Я говорю не о исчезновении, не о уничижении, а о перемене социокультурного статуса и понимания людьми, что они делают и в какой ситуации находятся. Раньше в провинции знали спутник, Горбачёва и Евтушенко, «Бабий яр», Причём, там не очень понимали, как эти слова разделить. Сейчас поэзия не породила ни одной личности, которая была бы поп-фигурой за пределами поэзии. Это изменение заполнения свободного времени, изменения в психосоматическом типе. Поэзия – это была зона активной энергетики, влияния, куда шли люди, которые в чисто поэтическом отношении не были, возможно, одарёнными, но они были заряжены энергетикой.

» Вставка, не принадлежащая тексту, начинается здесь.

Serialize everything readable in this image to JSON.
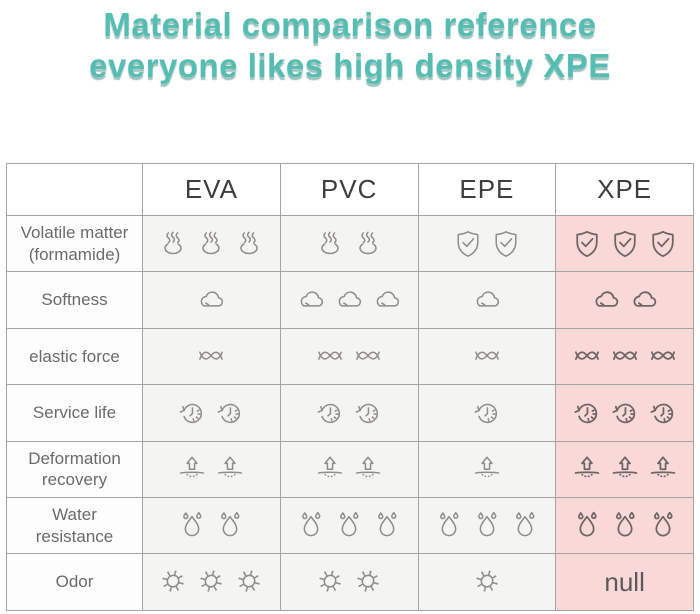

Художник может сделать человека персонажем своего проекта
Художник может сделать человека персонажем своего проекта

И заражали всю эту зону. Сейчас человек социально амбициозный, энергетивный не идёт в поэзию. Он идёт в экономику, в политику, в поп-бизнес. Эта зона изменила географическую конфигурацию. Важна культурная вменяемость. Например, людей, занимающихся космологией, десять человек на весь белый свет и никто не понимает, что они делают, но они имеют редуцированное влияние. Пикассо в своё время сказали: «Ваши картины не понимают». Он ответил: «В своё время я войду в каждый дом новым дизайном унитазов». Он имел в виду, что повлияет на какую-то художественную школу, художественная школа повлияет на школу дизайнеров, и ты даже не поймёшь, что твой унитаз, дизайн которого ты будешь приписывать какой-то фирме, от Пикассо. Надо понимать, что прямое воздействие поэзии исчезло. Она может рассчитывать на длительное редуцированное вхождение в жизнь социума и культуры.

Вишневецкий: Я хотел сказать по поводу слэма. На мой взгляд, это так же связано с типом бытования современной поэзии скорее в звуковом варианте, чем письменном. Кто читает журналы?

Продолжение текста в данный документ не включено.